Glad that’s all sorted. Now, I can go downstairs, have some watermelon. Did I mention I love eating those summer fruits for breakfast? The fridge is stuffed with watermelon, peaches and grapes. Then I can get to work on that design – and cleaning. Sounds like a Saturday to me.

Believe It or Not

Believe it or not, I do not use my own stuff. Well, I do wear my hats but that is strictly as a matter of function when it’s really cold and I have a high threshold for cold. Otherwise, I don’t (often) wear hats, scarves or even afghans I make.

I recall one day I complained to Mr. Honey that it was cold in the house. He stopped, turned to look at me and said, “You have a hundred blankets in the house” and pointed to a pile of afghans.

There weren’t a hundred of them. But there was a nice pile of them. Never occurred to me to take one and put it over my body. I have an electric blanket – a gift he gave me and a nice comforter my sister-in-law gave me. There is a handmade comforter we use on the bed but that was made by a friend of my mother-in-law. Hey, I purchased it at their annual craft show more than twenty years ago. It fit our double bed, was only $40 and it still holds up all these years later. Don’t tell me handmade ain’t great.

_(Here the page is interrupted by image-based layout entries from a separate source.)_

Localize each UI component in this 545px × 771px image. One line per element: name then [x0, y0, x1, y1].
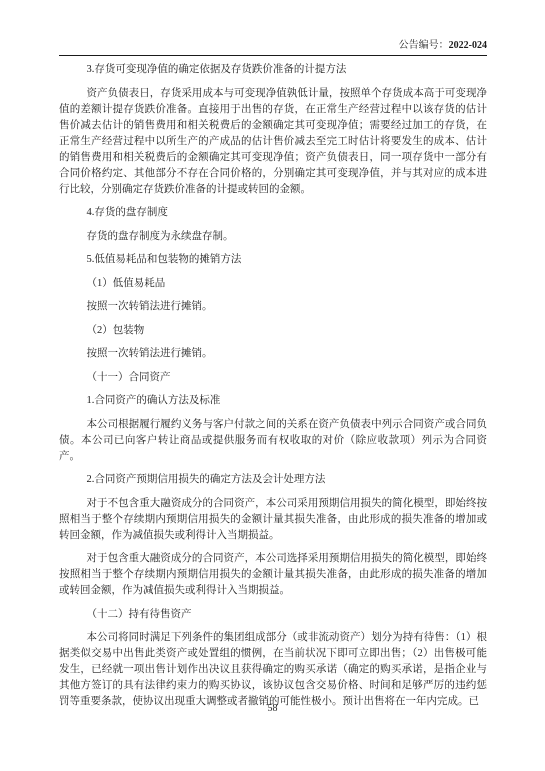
section-heading: 2.合同资产预期信用损失的确定方法及会计处理方法 — [59, 472, 487, 488]
page-number: 58 — [268, 703, 278, 714]
announcement-header: 公告编号：2022-024 — [59, 39, 487, 52]
announcement-label: 公告编号： — [399, 40, 449, 51]
section-heading: （十一）合同资产 — [59, 370, 487, 386]
page-footer: 58 — [0, 702, 545, 716]
section-heading: （2）包装物 — [59, 323, 487, 339]
body-paragraph: 按照一次转销法进行摊销。 — [59, 346, 487, 362]
section-heading: 1.合同资产的确认方法及标准 — [59, 393, 487, 409]
body-paragraph: 对于不包含重大融资成分的合同资产，本公司采用预期信用损失的简化模型，即始终按照相… — [59, 496, 487, 544]
body-paragraph: 本公司根据履行履约义务与客户付款之间的关系在资产负债表中列示合同资产或合同负债。… — [59, 417, 487, 465]
body-paragraph: 按照一次转销法进行摊销。 — [59, 299, 487, 315]
announcement-number: 2022-024 — [449, 40, 487, 51]
body-paragraph: 对于包含重大融资成分的合同资产，本公司选择采用预期信用损失的简化模型，即始终按照… — [59, 551, 487, 599]
body-paragraph: 本公司将同时满足下列条件的集团组成部分（或非流动资产）划分为持有待售：（1）根据… — [59, 630, 487, 710]
document-page: 公告编号：2022-024 3.存货可变现净值的确定依据及存货跌价准备的计提方法… — [0, 0, 545, 771]
section-heading: （1）低值易耗品 — [59, 276, 487, 292]
section-heading: 4.存货的盘存制度 — [59, 205, 487, 221]
body-paragraph: 资产负债表日，存货采用成本与可变现净值孰低计量，按照单个存货成本高于可变现净值的… — [59, 86, 487, 198]
section-heading: 3.存货可变现净值的确定依据及存货跌价准备的计提方法 — [59, 62, 487, 78]
section-heading: 5.低值易耗品和包装物的摊销方法 — [59, 252, 487, 268]
document-content: 3.存货可变现净值的确定依据及存货跌价准备的计提方法 资产负债表日，存货采用成本… — [59, 62, 487, 718]
section-heading: （十二）持有待售资产 — [59, 607, 487, 623]
header-divider — [59, 55, 487, 56]
body-paragraph: 存货的盘存制度为永续盘存制。 — [59, 229, 487, 245]
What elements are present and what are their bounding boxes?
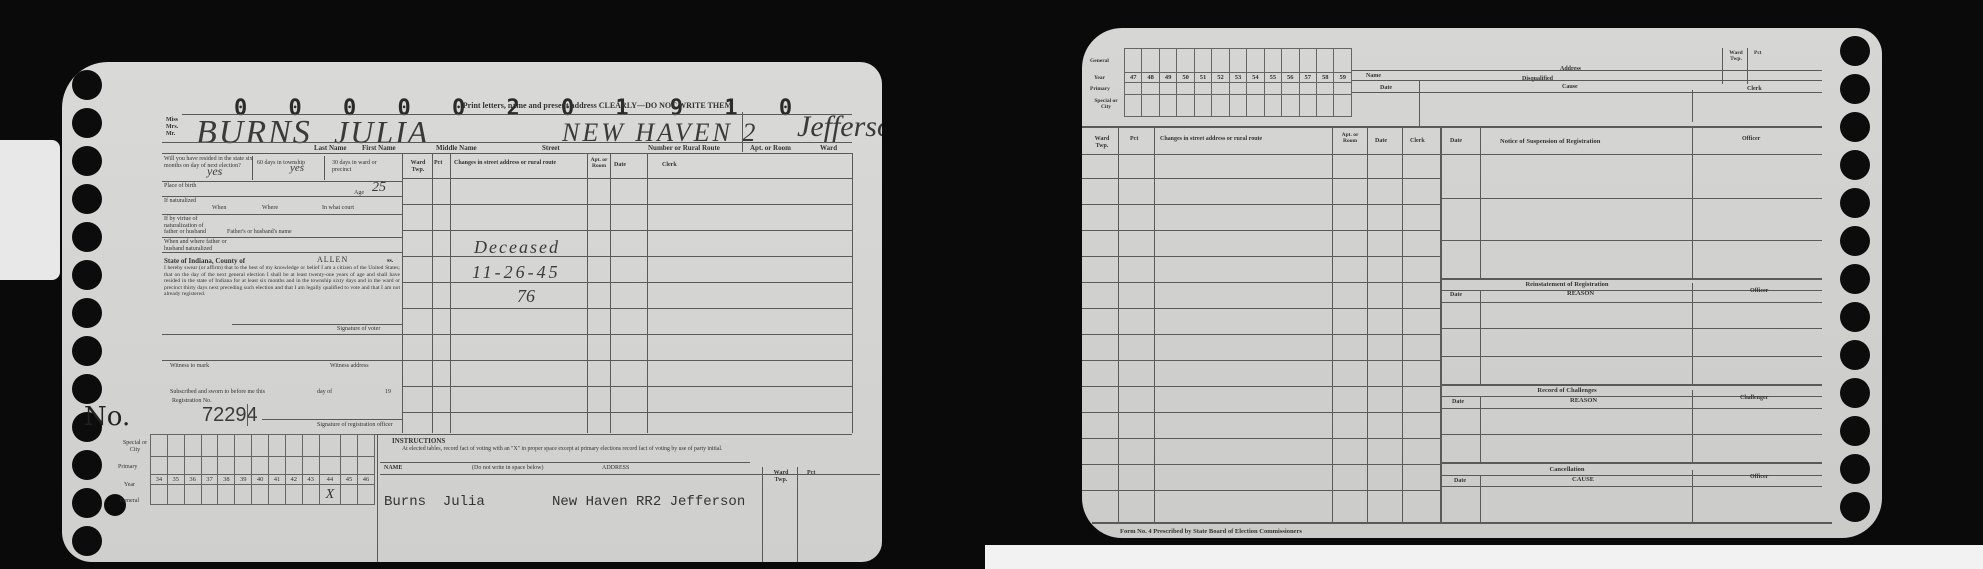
officer-signature-label: Signature of registration officer [317, 422, 393, 429]
punch-hole [72, 450, 102, 480]
suspension-date-label: Date [1450, 138, 1462, 145]
back-col-apt: Apt. or Room [1334, 132, 1366, 144]
back-row-general: General [1090, 58, 1109, 64]
header-instruction: Print letters, name and present address … [352, 102, 732, 111]
state-residence-answer: yes [207, 164, 222, 179]
ss-label: ss. [387, 258, 393, 265]
reinstatement-title: Reinstatement of Registration [1442, 281, 1692, 288]
punch-hole [72, 488, 102, 518]
punch-hole [1840, 378, 1870, 408]
challenges-title: Record of Challenges [1442, 387, 1692, 394]
street-label: Street [542, 145, 560, 153]
witness-label: Witness to mark [170, 363, 209, 370]
punch-hole [72, 108, 102, 138]
county-value: ALLEN [317, 256, 348, 265]
instructions-name-label: NAME [384, 465, 402, 472]
punch-hole [72, 374, 102, 404]
col-header-changes: Changes in street address or rural route [454, 160, 584, 167]
back-address-label: Address [1560, 66, 1581, 73]
suspension-title: Notice of Suspension of Registration [1500, 138, 1600, 145]
col-header-pct: Pct [434, 160, 442, 167]
cancellation-officer-label: Officer [1750, 474, 1768, 481]
instructions-title: INSTRUCTIONS [392, 438, 445, 446]
cancellation-title: Cancellation [1442, 466, 1692, 473]
punch-hole [72, 146, 102, 176]
back-row-year: Year [1094, 75, 1105, 81]
township-residence-answer: yes [290, 162, 304, 174]
apt-label-header: Apt. or Room [750, 145, 791, 153]
reinstatement-reason-label: REASON [1567, 290, 1594, 297]
scan-background-strip [985, 545, 1983, 569]
birth-place-label: Place of birth [164, 183, 204, 190]
punch-hole [1840, 188, 1870, 218]
challenger-label: Challenger [1740, 395, 1768, 402]
father-name-label: Father's or husband's name [227, 229, 292, 236]
punch-hole [72, 260, 102, 290]
first-name-label: First Name [362, 145, 396, 153]
typed-address: New Haven RR2 Jefferson [552, 494, 745, 510]
middle-name-label: Middle Name [436, 145, 477, 153]
row-label-general: General [120, 498, 139, 505]
reinstatement-date-label: Date [1450, 292, 1462, 299]
suspension-officer-label: Officer [1742, 136, 1760, 143]
voter-registration-card-front: 0 0 0 0 0 2 0 1 9 1 0 Print letters, nam… [62, 62, 882, 562]
title-labels: Miss Mrs. Mr. [166, 117, 178, 138]
back-col-clerk: Clerk [1410, 138, 1425, 145]
voter-signature-label: Signature of voter [337, 326, 380, 333]
row-label-primary: Primary [118, 464, 137, 471]
punch-hole [72, 298, 102, 328]
punch-hole [1840, 454, 1870, 484]
back-date-label: Date [1380, 85, 1392, 92]
oath-text: I hereby swear (or affirm) that to the b… [164, 265, 400, 298]
typed-name: Burns Julia [384, 494, 485, 510]
back-ward-label: Ward Twp. [1725, 50, 1747, 62]
instructions-address-label: ADDRESS [602, 465, 629, 472]
last-name-value: BURNS [196, 114, 312, 152]
row-label-special: Special or City [120, 440, 150, 453]
back-col-changes: Changes in street address or rural route [1160, 136, 1330, 143]
naturalized-when-label: When [212, 205, 226, 212]
voting-history-grid-front: 34 35 36 37 38 39 40 41 42 43 44 45 46 X [150, 434, 375, 505]
year-prefix: 19 [385, 389, 391, 396]
by-virtue-label: If by virtue of naturalization of father… [164, 216, 214, 236]
back-name-label: Name [1366, 73, 1381, 80]
back-col-ward: Ward Twp. [1088, 136, 1116, 149]
col-header-clerk: Clerk [662, 162, 677, 169]
back-row-primary: Primary [1090, 86, 1110, 92]
back-col-pct: Pct [1130, 136, 1138, 143]
punch-hole [1840, 74, 1870, 104]
row-label-year: Year [124, 482, 135, 489]
col-header-date: Date [614, 162, 626, 169]
punch-hole [72, 336, 102, 366]
cancellation-cause-label: CAUSE [1572, 476, 1594, 483]
deceased-date: 11-26-45 [472, 262, 561, 283]
back-pct-label: Pct [1754, 50, 1762, 56]
subscribed-label: Subscribed and sworn to before me this [170, 389, 265, 396]
number-label: No. [84, 402, 130, 432]
voter-registration-card-back: General Year Primary Special or City 47 … [1082, 28, 1882, 538]
disqualified-label: Disqualified [1522, 76, 1553, 83]
back-clerk-label: Clerk [1747, 86, 1762, 93]
instructions-pct-label: Pct [807, 470, 815, 477]
punch-hole [1840, 36, 1870, 66]
col-header-ward: Ward Twp. [405, 160, 431, 173]
naturalized-where-label: Where [262, 205, 278, 212]
punch-hole [72, 184, 102, 214]
ward-residence-question: 30 days in ward or precinct [332, 160, 387, 173]
cancellation-date-label: Date [1454, 478, 1466, 485]
deceased-note: Deceased [474, 237, 560, 258]
challenges-reason-label: REASON [1570, 397, 1597, 404]
instructions-text: At elected tables, record fact of voting… [402, 446, 822, 452]
reinstatement-officer-label: Officer [1750, 288, 1768, 295]
township-value: Jefferson [797, 110, 882, 144]
naturalized-label: If naturalized [164, 198, 196, 205]
form-footer: Form No. 4 Prescribed by State Board of … [1120, 528, 1302, 535]
punch-hole [72, 222, 102, 252]
voting-history-grid-back: 47 48 49 50 51 52 53 54 55 56 57 58 59 [1124, 48, 1352, 117]
punch-hole [1840, 112, 1870, 142]
punch-hole [72, 70, 102, 100]
instructions-ward-label: Ward Twp. [767, 470, 795, 483]
back-row-special: Special or City [1090, 98, 1122, 110]
punch-hole [1840, 340, 1870, 370]
punch-hole [1840, 416, 1870, 446]
challenges-date-label: Date [1452, 399, 1464, 406]
ward-label-header: Ward [820, 145, 837, 153]
col-header-apt: Apt. or Room [589, 157, 609, 169]
punch-hole [1840, 302, 1870, 332]
punch-hole [1840, 150, 1870, 180]
punch-hole [1840, 226, 1870, 256]
punch-hole [72, 526, 102, 556]
naturalized-court-label: In what court [322, 205, 354, 212]
punch-hole [1840, 492, 1870, 522]
back-col-date: Date [1375, 138, 1387, 145]
cause-label: Cause [1562, 84, 1578, 91]
punch-hole [1840, 264, 1870, 294]
do-not-write-label: (Do not write in space below) [472, 465, 543, 472]
when-where-label: When and where father or husband natural… [164, 239, 234, 252]
witness-address-label: Witness address [330, 363, 369, 370]
last-name-label: Last Name [314, 145, 346, 153]
general-1944-mark: X [319, 485, 341, 505]
deceased-age: 76 [517, 286, 535, 307]
number-label: Number or Rural Route [648, 145, 720, 153]
day-of-label: day of [317, 389, 332, 396]
age-value: 25 [372, 180, 386, 196]
registration-number: 72294 [202, 404, 258, 427]
scanner-edge [0, 140, 60, 280]
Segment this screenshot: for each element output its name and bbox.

While I am not a great ambassador for my own goods; I am for my craft. I knit/crochet in public all the time. Even in church. I sit in the back and I put it down when during prayer time – except for the quiet prayer time. During that time, I hold onto the fiber and send a prayer and ask for a blessing into it. For some reason, it is more important to share the gift of it than the end result. I’m not sure I want to change that. I do like making money and having a successful business but I would be knitting anyway.

I like to think of it as being a natural inclination to remember what is really the important thing. The spiritual gift that knitting is to me. It is the journey not the destination that makes it work for me and through me. I imagine how I should look pulling on one of my hats. I should be thinner and taller and the rest of my wardrobe should all of a sudden make sense. It never has in all my life but that’s what the imagination does. Real life is so much different. I rejoice at finding a clean shirt. Where I was once proud of the way my hair draped after a visit to the salon, I now have a stylist who cuts me practically bald and I live for haircut day. The last time I bought makeup was around the time of the royal wedding – of Charles and Diane.

Knitting has remained a constant for me. Believe it or not, I have a short attention span so this is a good thing. I’ll take it over having a hat head. But still…

Thanks In Advance

Hello lovely afghan, look at you sitting there all jeweled toned and elegant. I think you are beautiful and will be even more so when you are finished.

And therein lies the rub. I touched this beauty yesterday and got its hopes up that I was going to work on it some more. The truth is, I don’t even know where the yarns for it are. I haven’t worked on this for months. Months. And there’s another unfinished afghan in the same spot. They live next to each other in the living room and I am doing something of a spring cleaning of the living room (yes, it’s summer. It’s progress, trust me.) and I touched them both but just to move them out the way.

But they imparted such a feeling of guilt. Look at it. It will be beautiful. If I can ever get around to finishing it. And now, since the yarn is free ranging in the yarn room, it will be nigh near impossible to get them all together again.

So, I am asking it for forgiveness and saying thanks in advance because it is the nature of knits to be forgiving – except when they aren’t – but that’s rare. There are times when the yarn in a project just won’t cooperate. This is one of the reasons I tend to stay with yarns that are at least a 3. Though I have been known to work with thinner yarns, they have an attitude. Could be they’re hungry.

The way things work, I will eventually be able to complete it. I will run across the olive green that’s the cornerstone to completion. It will be more of a fate thing than a planned thing and that will be fine, too. But touching it yesterday brought up longing with the guilt. That must mean it has more of my heart than I realized. And where the heart is; the knitting will follow. One day.